SynchronousEventLoop takes a job via its constructor and runs the job. If that job pushes any more jobs into the loop, they are then executed in order.

The constructor returns when there are no jobs remaining in the loop.

Tasks are executed in the current thread, this loop has no parallelism and is not even thread-safe.
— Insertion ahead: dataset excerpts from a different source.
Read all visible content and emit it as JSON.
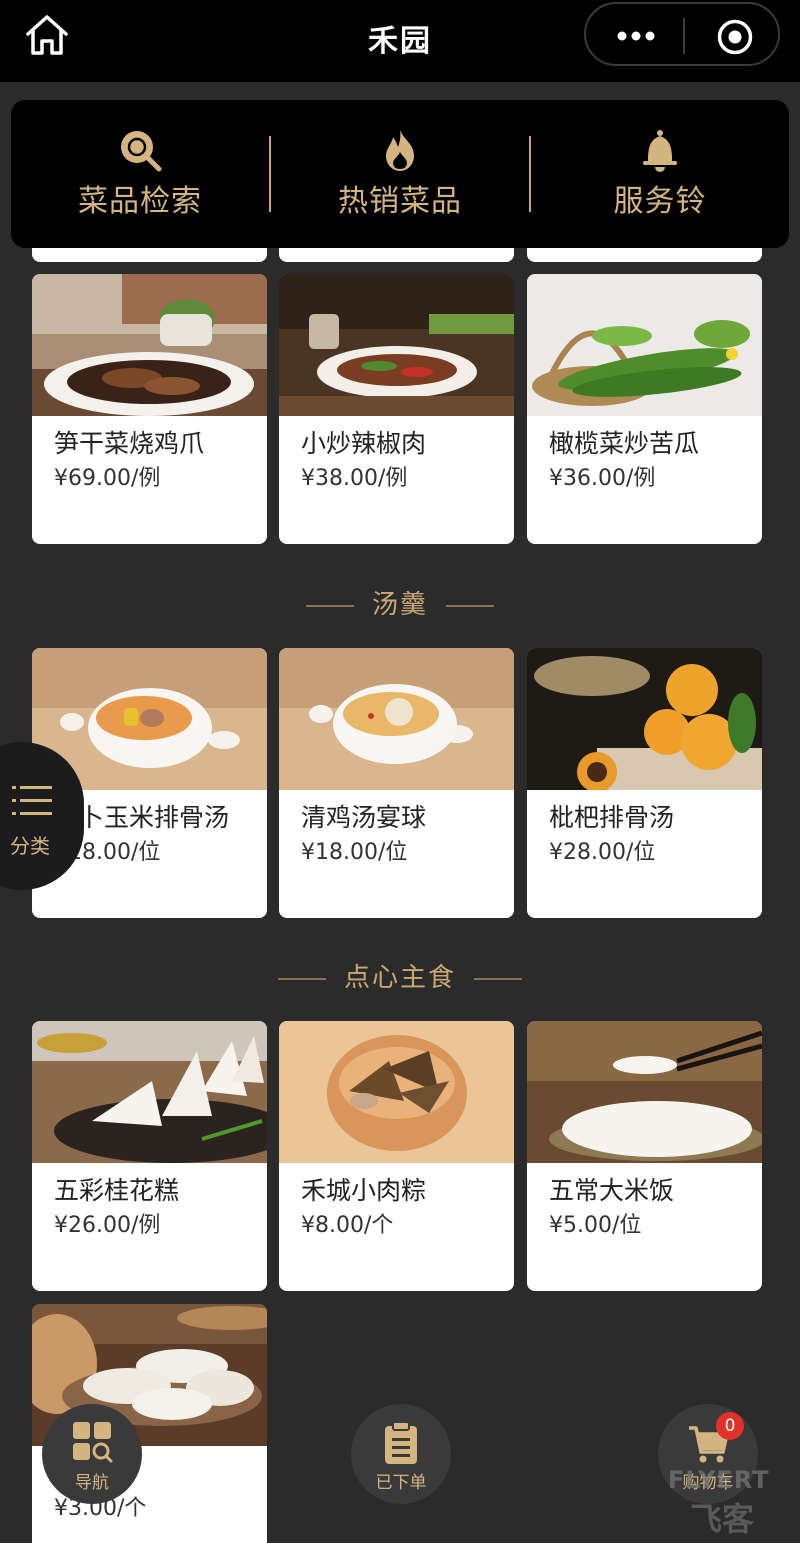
{
  "nav": {
    "title": "禾园"
  },
  "quick_actions": [
    {
      "label": "菜品检索",
      "icon": "search-icon"
    },
    {
      "label": "热销菜品",
      "icon": "fire-icon"
    },
    {
      "label": "服务铃",
      "icon": "bell-icon"
    }
  ],
  "sections": [
    {
      "title": "",
      "dishes": [
        {
          "name": "笋干菜烧鸡爪",
          "price": "¥69.00/例"
        },
        {
          "name": "小炒辣椒肉",
          "price": "¥38.00/例"
        },
        {
          "name": "橄榄菜炒苦瓜",
          "price": "¥36.00/例"
        }
      ]
    },
    {
      "title": "汤羹",
      "dishes": [
        {
          "name": "萝卜玉米排骨汤",
          "price": "¥18.00/位"
        },
        {
          "name": "清鸡汤宴球",
          "price": "¥18.00/位"
        },
        {
          "name": "枇杷排骨汤",
          "price": "¥28.00/位"
        }
      ]
    },
    {
      "title": "点心主食",
      "dishes": [
        {
          "name": "五彩桂花糕",
          "price": "¥26.00/例"
        },
        {
          "name": "禾城小肉粽",
          "price": "¥8.00/个"
        },
        {
          "name": "五常大米饭",
          "price": "¥5.00/位"
        },
        {
          "name": "",
          "price": "¥3.00/个"
        }
      ]
    }
  ],
  "floating": {
    "category_label": "分类",
    "nav_label": "导航",
    "orders_label": "已下单",
    "cart_label": "购物车",
    "cart_count": "0"
  },
  "watermark": {
    "line1": "FLYERT",
    "line2": "飞客"
  },
  "colors": {
    "gold": "#d4b57f",
    "background": "#2b2b2b",
    "badge": "#e0322b"
  }
}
It is provided primarily for unit-testing jobs.

auto finish = [] (EventLoop& loop) {
	cout << endl;
};

auto start = [] (EventLoop& loop) {
	/* Spawn 10 jobs */
	for (int i = 1; i <= 10; i++) {
		loop.push([i] (EventLoop& loop) {
			cout << i << " ";
		});
	}
	/* Jobs are executed in order - add the "finish" job to the end */
	loop.push(finish);
};

/* Construct loop with initial job - constructor returns when no jobs are left */
SynchronousEventLoop loop(start);

Output:

1 2 3 4 5 6 7 8 9 10

ParallelEventLoop

This event loop creates one or more thread pools. Jobs are submitted to the loop along with an extra parameter specifying which thread pool to execute the job in.

Jobs are not executed in the current thread (the thread which constructed the event loop), but any exceptions thrown by jobs are queued for handling by the current thread.
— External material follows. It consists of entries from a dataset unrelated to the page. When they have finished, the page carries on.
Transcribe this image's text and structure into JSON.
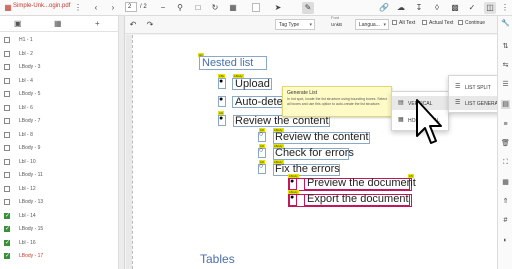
{
  "file": {
    "name": "Simple-Unk...ogin.pdf"
  },
  "pager": {
    "current": "2",
    "total": "/ 2"
  },
  "toolbar2": {
    "tag_type_label": "Tag Type",
    "lang_label": "Langua...",
    "unk_top": "Font",
    "unk_value": "UnkB",
    "alt_text": "Alt Text",
    "actual_text": "Actual Text",
    "continue": "Continue"
  },
  "sidebar": {
    "rows": [
      {
        "label": "H1 - 1",
        "checked": false,
        "red": false
      },
      {
        "label": "Lbl - 2",
        "checked": false,
        "red": false
      },
      {
        "label": "LBody - 3",
        "checked": false,
        "red": false
      },
      {
        "label": "Lbl - 4",
        "checked": false,
        "red": false
      },
      {
        "label": "LBody - 5",
        "checked": false,
        "red": false
      },
      {
        "label": "Lbl - 6",
        "checked": false,
        "red": false
      },
      {
        "label": "LBody - 7",
        "checked": false,
        "red": false
      },
      {
        "label": "Lbl - 8",
        "checked": false,
        "red": false
      },
      {
        "label": "LBody - 9",
        "checked": false,
        "red": false
      },
      {
        "label": "Lbl - 10",
        "checked": false,
        "red": false
      },
      {
        "label": "LBody - 11",
        "checked": false,
        "red": false
      },
      {
        "label": "Lbl - 12",
        "checked": false,
        "red": false
      },
      {
        "label": "LBody - 13",
        "checked": false,
        "red": false
      },
      {
        "label": "Lbl - 14",
        "checked": true,
        "red": false
      },
      {
        "label": "LBody - 15",
        "checked": true,
        "red": false
      },
      {
        "label": "Lbl - 16",
        "checked": true,
        "red": false
      },
      {
        "label": "LBody - 17",
        "checked": true,
        "red": true
      }
    ]
  },
  "document": {
    "heading": "Nested list",
    "items": {
      "upload": "Upload",
      "auto": "Auto-dete",
      "review": "Review the content",
      "review2": "Review the content",
      "check": "Check for errors",
      "fix": "Fix the errors",
      "preview": "Preview the document",
      "export": "Export the document"
    },
    "tables_heading": "Tables"
  },
  "tooltip": {
    "title": "Generate List",
    "body": "In hot spot, locate the list structure using bounding boxes. Select all boxes and use this option to auto-create the list structure."
  },
  "context_menu": {
    "main": [
      {
        "label": "LIST SPLIT"
      },
      {
        "label": "LIST GENERATION"
      }
    ],
    "sub": [
      {
        "label": "VERTICAL"
      },
      {
        "label": "HORIZONTAL"
      }
    ]
  },
  "colors": {
    "accent_red": "#c0392b",
    "tag_yellow": "#e6e200",
    "box_blue": "#8aa8c8",
    "box_pink": "#c2185b",
    "heading_blue": "#4a6fa5"
  }
}
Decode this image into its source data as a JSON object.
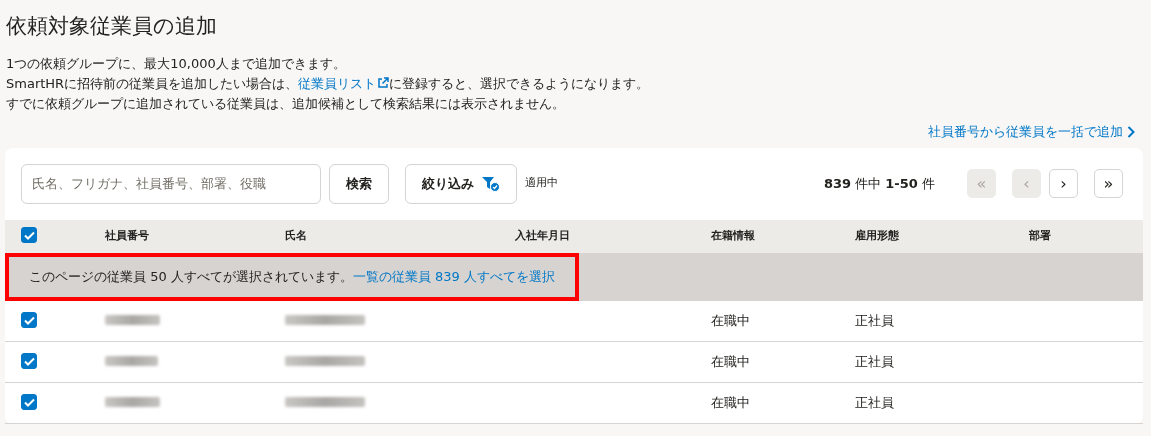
{
  "title": "依頼対象従業員の追加",
  "description": [
    {
      "text": "1つの依頼グループに、最大10,000人まで追加できます。"
    },
    {
      "before": "SmartHRに招待前の従業員を追加したい場合は、",
      "link": "従業員リスト",
      "after": "に登録すると、選択できるようになります。"
    },
    {
      "text": "すでに依頼グループに追加されている従業員は、追加候補として検索結果には表示されません。"
    }
  ],
  "bulk_add_link": "社員番号から従業員を一括で追加",
  "search": {
    "placeholder": "氏名、フリガナ、社員番号、部署、役職",
    "button": "検索"
  },
  "filter": {
    "label": "絞り込み",
    "active": true,
    "status": "適用中"
  },
  "pagination": {
    "total": "839",
    "total_unit": "件中",
    "range": "1-50",
    "range_unit": "件",
    "buttons": [
      {
        "label": "«",
        "disabled": true
      },
      {
        "label": "‹",
        "disabled": true
      },
      {
        "label": "›",
        "disabled": false
      },
      {
        "label": "»",
        "disabled": false
      }
    ]
  },
  "table": {
    "select_all_checked": true,
    "columns": [
      "社員番号",
      "氏名",
      "入社年月日",
      "在籍情報",
      "雇用形態",
      "部署"
    ],
    "selection_banner": {
      "text": "このページの従業員 50 人すべてが選択されています。",
      "link": "一覧の従業員 839 人すべてを選択",
      "highlighted": true
    },
    "rows": [
      {
        "checked": true,
        "status": "在職中",
        "employment_type": "正社員"
      },
      {
        "checked": true,
        "status": "在職中",
        "employment_type": "正社員"
      },
      {
        "checked": true,
        "status": "在職中",
        "employment_type": "正社員"
      }
    ]
  }
}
The destructor for ParallelEventLoop calls join() which blocks until all worker threads are idle and all job queues are empty.

Constructor

ParallelEventLoop loop({
	{ EventLoopPool::reactor, 1 },
	{ EventLoopPool::calculation, 6 },
	{ EventLoopPool::io_local, 20 },
	{ EventLoopPool::io_remote, 100 }
});

The constructor takes an unordered_map where keys are thread-pool types and values are the number of threads which that pool should contain.

Pools

Possible values for the pool type are defined in event_loop.h: reactor, interaction, service, controller, calculation, io_local, io_remote.

The event loop does no special treatment for different thread pools; the names are provided purely for convenience.
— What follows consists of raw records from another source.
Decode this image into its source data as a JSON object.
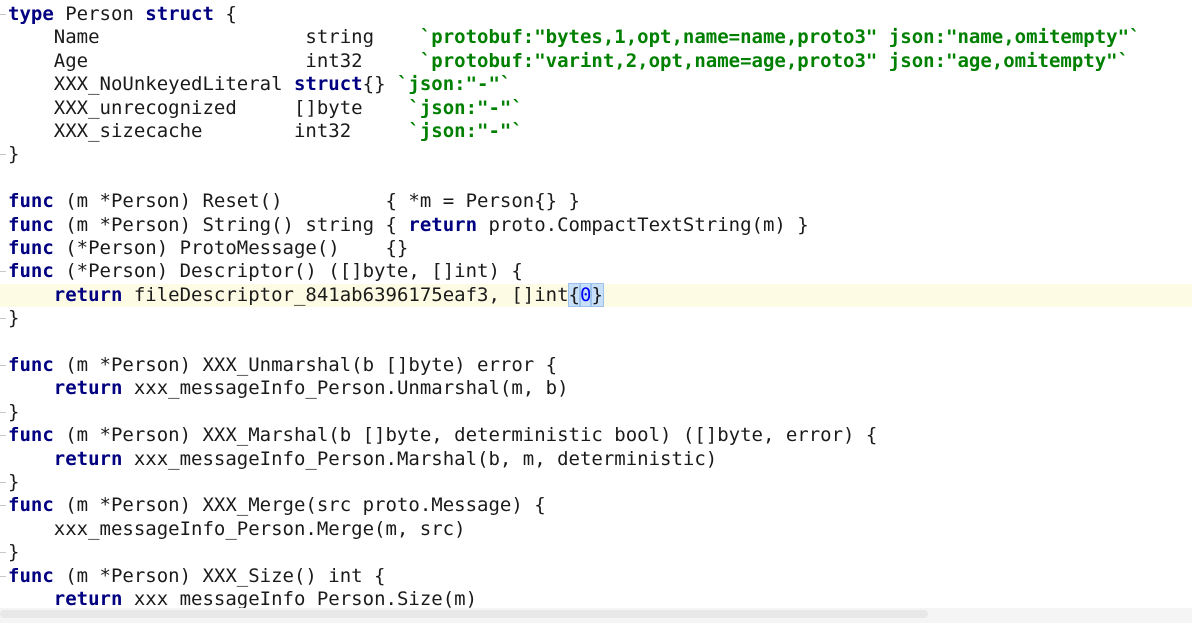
{
  "editor": {
    "lines": [
      {
        "segments": [
          {
            "t": "type",
            "c": "kw"
          },
          {
            "t": " Person "
          },
          {
            "t": "struct",
            "c": "kw"
          },
          {
            "t": " {"
          }
        ],
        "fold": true
      },
      {
        "segments": [
          {
            "t": "    Name                  string    "
          },
          {
            "t": "`protobuf:\"bytes,1,opt,name=name,proto3\" json:\"name,omitempty\"`",
            "c": "str"
          }
        ]
      },
      {
        "segments": [
          {
            "t": "    Age                   int32     "
          },
          {
            "t": "`protobuf:\"varint,2,opt,name=age,proto3\" json:\"age,omitempty\"`",
            "c": "str"
          }
        ]
      },
      {
        "segments": [
          {
            "t": "    XXX_NoUnkeyedLiteral "
          },
          {
            "t": "struct",
            "c": "kw"
          },
          {
            "t": "{} "
          },
          {
            "t": "`json:\"-\"`",
            "c": "str"
          }
        ]
      },
      {
        "segments": [
          {
            "t": "    XXX_unrecognized     []byte    "
          },
          {
            "t": "`json:\"-\"`",
            "c": "str"
          }
        ]
      },
      {
        "segments": [
          {
            "t": "    XXX_sizecache        int32     "
          },
          {
            "t": "`json:\"-\"`",
            "c": "str"
          }
        ]
      },
      {
        "segments": [
          {
            "t": "}"
          }
        ],
        "fold": true
      },
      {
        "segments": [
          {
            "t": ""
          }
        ]
      },
      {
        "segments": [
          {
            "t": "func",
            "c": "kw"
          },
          {
            "t": " (m *Person) Reset()         { *m = Person{} }"
          }
        ]
      },
      {
        "segments": [
          {
            "t": "func",
            "c": "kw"
          },
          {
            "t": " (m *Person) String() string { "
          },
          {
            "t": "return",
            "c": "kw"
          },
          {
            "t": " proto.CompactTextString(m) }"
          }
        ]
      },
      {
        "segments": [
          {
            "t": "func",
            "c": "kw"
          },
          {
            "t": " (*Person) ProtoMessage()    {}"
          }
        ]
      },
      {
        "segments": [
          {
            "t": "func",
            "c": "kw"
          },
          {
            "t": " (*Person) Descriptor() ([]byte, []int) {"
          }
        ],
        "fold": true
      },
      {
        "segments": [
          {
            "t": "    "
          },
          {
            "t": "return",
            "c": "kw"
          },
          {
            "t": " fileDescriptor_841ab6396175eaf3, []int"
          },
          {
            "t": "{",
            "c": "brace-hl"
          },
          {
            "t": "0",
            "c": "num brace-hl"
          },
          {
            "t": "}",
            "c": "brace-hl"
          }
        ],
        "current": true
      },
      {
        "segments": [
          {
            "t": "}"
          }
        ],
        "fold": true
      },
      {
        "segments": [
          {
            "t": ""
          }
        ]
      },
      {
        "segments": [
          {
            "t": "func",
            "c": "kw"
          },
          {
            "t": " (m *Person) XXX_Unmarshal(b []byte) error {"
          }
        ],
        "fold": true
      },
      {
        "segments": [
          {
            "t": "    "
          },
          {
            "t": "return",
            "c": "kw"
          },
          {
            "t": " xxx_messageInfo_Person.Unmarshal(m, b)"
          }
        ]
      },
      {
        "segments": [
          {
            "t": "}"
          }
        ],
        "fold": true
      },
      {
        "segments": [
          {
            "t": "func",
            "c": "kw"
          },
          {
            "t": " (m *Person) XXX_Marshal(b []byte, deterministic bool) ([]byte, error) {"
          }
        ],
        "fold": true
      },
      {
        "segments": [
          {
            "t": "    "
          },
          {
            "t": "return",
            "c": "kw"
          },
          {
            "t": " xxx_messageInfo_Person.Marshal(b, m, deterministic)"
          }
        ]
      },
      {
        "segments": [
          {
            "t": "}"
          }
        ],
        "fold": true
      },
      {
        "segments": [
          {
            "t": "func",
            "c": "kw"
          },
          {
            "t": " (m *Person) XXX_Merge(src proto.Message) {"
          }
        ],
        "fold": true
      },
      {
        "segments": [
          {
            "t": "    xxx_messageInfo_Person.Merge(m, src)"
          }
        ]
      },
      {
        "segments": [
          {
            "t": "}"
          }
        ],
        "fold": true
      },
      {
        "segments": [
          {
            "t": "func",
            "c": "kw"
          },
          {
            "t": " (m *Person) XXX_Size() int {"
          }
        ],
        "fold": true
      },
      {
        "segments": [
          {
            "t": "    "
          },
          {
            "t": "return",
            "c": "kw"
          },
          {
            "t": " xxx_messageInfo_Person.Size(m)"
          }
        ]
      }
    ]
  }
}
There are some other values also: same, unknown, invalid. You can find out which thread pool you're currently executing in by calling ParallelEventLoop::current_pool(). It will return unknown if called from a thread that isn't in a ParallelEventLoop's pool. invalid is currently not in use. When pushing a task to the loop, one can specify same as the pool to execute the task in, and the value of current_pool() will be used to determine which pool to use.

Submitting jobs

To submit jobs, use the push function:

loop.push(job, pool)

For example:

loop.push([] (auto& loop) { cout << "Hello" << endl; }, EventLoopPool::interaction);

Waiting for jobs to finish

loop.join();

Will block until all threads are idle and all job queues are empty.

Takes an optional parameter which is a callback function that gets called for every exception that is caught in the worker threads (unhandled exceptions thrown by jobs). See the "handling exceptions" section below for an example.

Handling exceptions

process_exceptions([] (exception_ptr error) {
	try {
		rethrow_exception(error);
	} catch (const exception& ex) {
		cerr << ex.what() << endl;
	}
});

The exeption-handler callback can also be used with the join method.